Mme Aurélie Filippetti. Parmi les gens qui ont défendu le « non » en 2005, beaucoup étaient sincèrement pro-européens, …

M. Guy Geoffroy. Ceux qui ont voté « non » au parti socialiste ne sont pas nombreux ce matin !

Mme Aurélie Filippetti. …mais ils voulaient simplement une autre Europe : moins libérale, pas exclusivement centrée sur l’économie. Cette Europe qu’on leur proposait leur faisait peur à cause des délocalisations et ils en voulaient une autre, qui prenne plus en compte leurs aspirations sociales. Ces gens voulaient aussi une Europe plus proche, plus démocratique. Comment demander aujourd’hui à ceux qui ont rejeté par référendum une Europe trop libérale et pas assez démocratique à leurs yeux d’approuver un processus exclusivement parlementaire et les priver ainsi de s’exprimer à nouveau sur les enjeux européens ?

M. Pierre Gosnat. Très bien !

Mme Aurélie Filippetti. Le fossé grandissant entre l’aspiration participative des citoyens et les pratiques trop souvent bureaucratiques des gouvernements européens est l’une des causes de la paralysie de l’Union européenne. À trop souvent refuser d’associer directement les peuples aux grandes décisions européennes, à croire que l’élection nationale vaut brevet de politique européenne, les dirigeants de l’Union n’ont pas vu monter la déception des catégories populaires, notamment, vis-à-vis de l’Europe. Ils ont sous-estimé le manque de réponses aux problèmes du chômage, des inégalités, de la politique industrielle, des délocalisations, de la vie chère. La majorité porte, à cet égard, une responsabilité écrasante, elle qui n’a cessé de se défausser de ses propres échecs sur le dos de l’Union européenne. Il faut permettre aux citoyens de se prononcer…
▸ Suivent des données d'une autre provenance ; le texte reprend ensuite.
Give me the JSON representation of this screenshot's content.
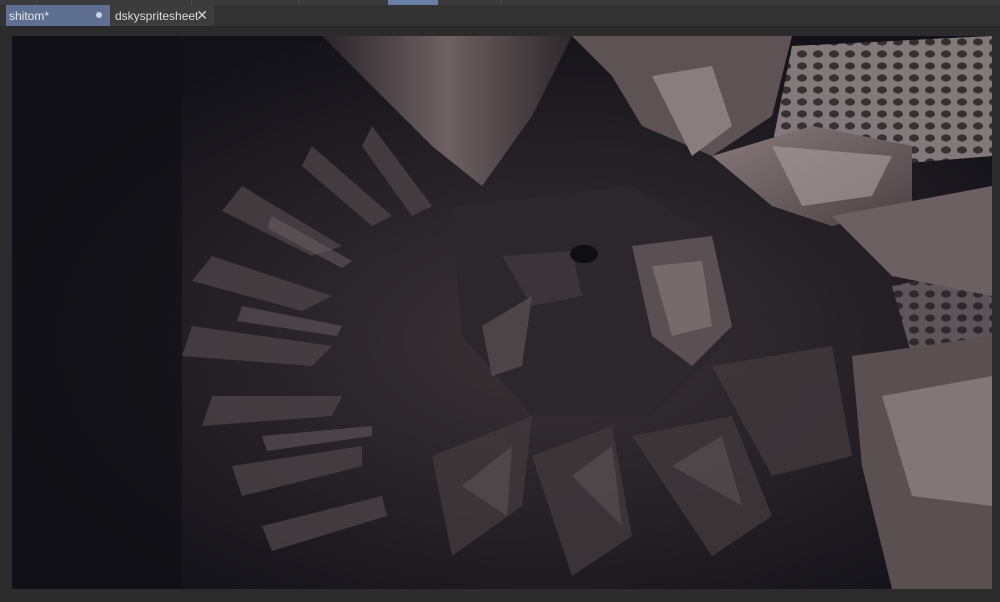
{
  "tabs": [
    {
      "label": "shitom*",
      "active": true,
      "modified_indicator": "dot"
    },
    {
      "label": "dskyspritesheet",
      "active": false,
      "close_icon": "close-icon"
    }
  ],
  "colors": {
    "active_tab": "#5f6f92",
    "workspace": "#2b2b2b",
    "canvas_background": "#131319"
  }
}
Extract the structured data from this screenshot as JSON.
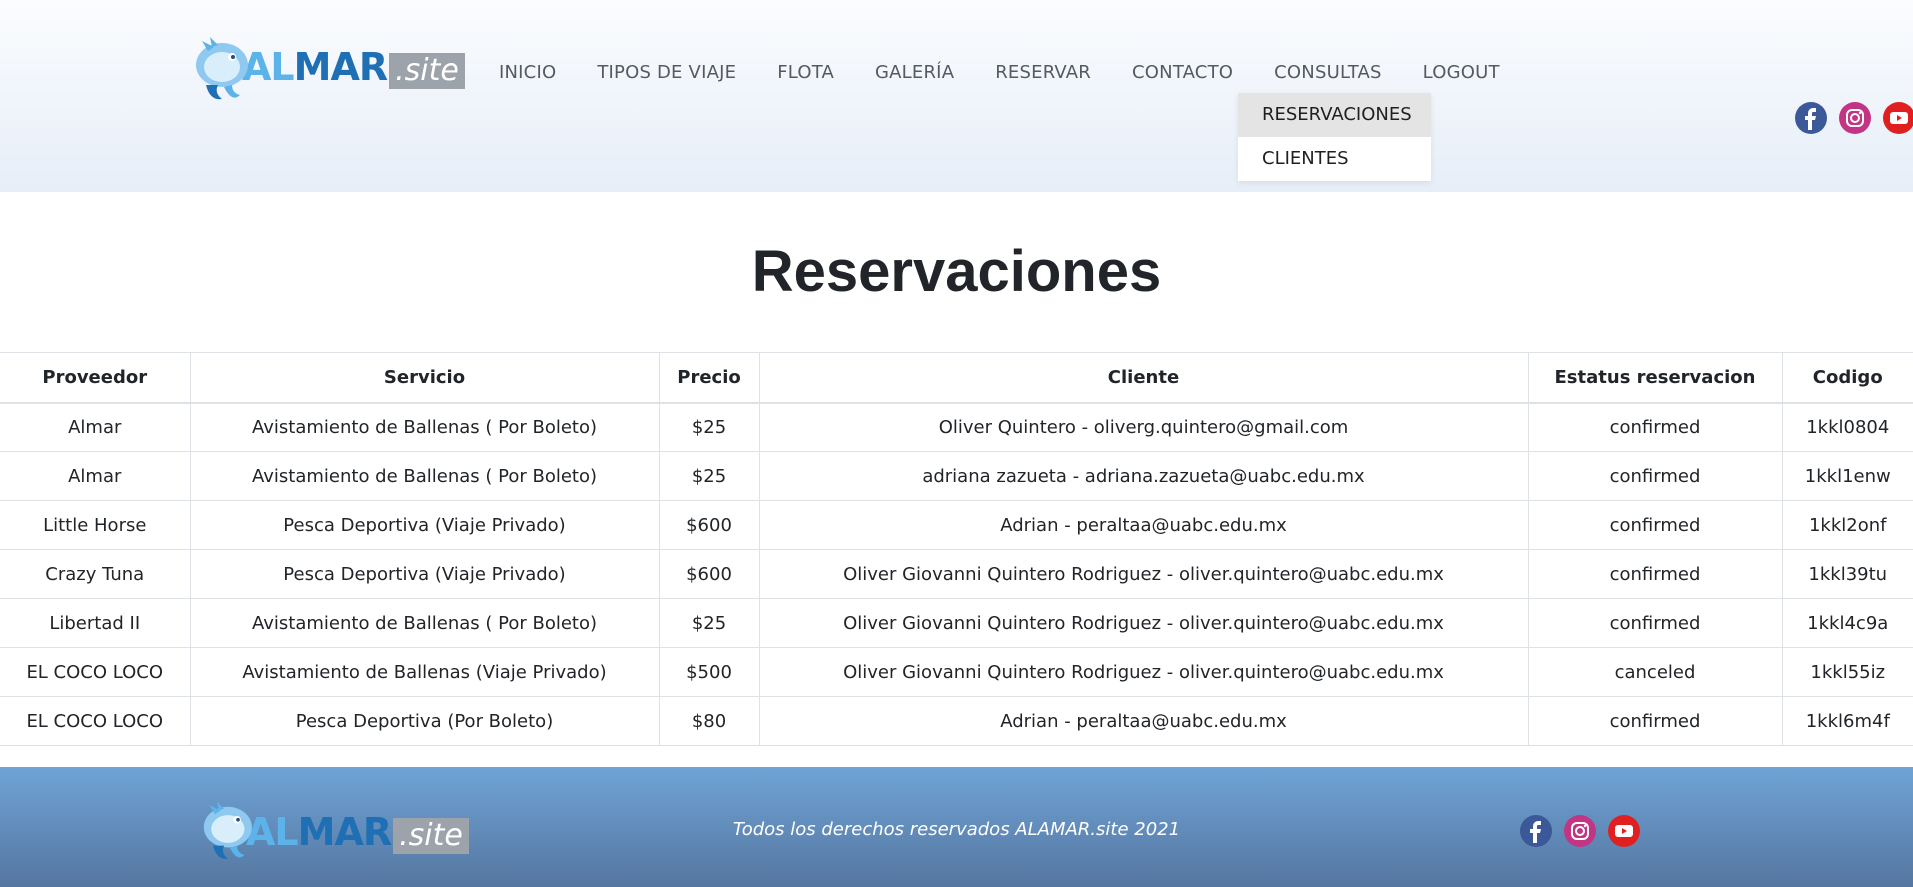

M. Jean-Pierre Brard. À Versailles, comme les femmes de Paris pendant la Révolution !

Mme Aurélie Filippetti. …et de se réapproprier l’Europe, car c’est en la dissimulant, en accréditant l’idée qu’elle est opaque et lointaine, qu’on la rend impopulaire.

Ce choix du référendum, Ségolène Royal l’a défendu pendant toute sa campagne présidentielle. C’est pourquoi nous continuons à le faire aujourd’hui et soutenons la proposition de loi du groupe GDR, même si, sur le fond, nous exprimons de fortes réserves quant à l’exposé des motifs.

M. Guy Geoffroy. C’est laborieux !

M. Pierre Lequiller. Ségolène Royal est pour la voie parlementaire !

Mme Aurélie Filippetti. Peut-on redonner confiance en l’Europe aux Français et les priver de donner leur avis ? Peut-on vouloir une Europe par la preuve et commencer par ne pas prouver soi-même ? Peut-on accepter que les Français n’aient plus rien à dire quand on essaie de refaire ce qu’ils ont défait ?

M. Pierre Lequiller. Ségolène Royal est pour la voie parlementaire !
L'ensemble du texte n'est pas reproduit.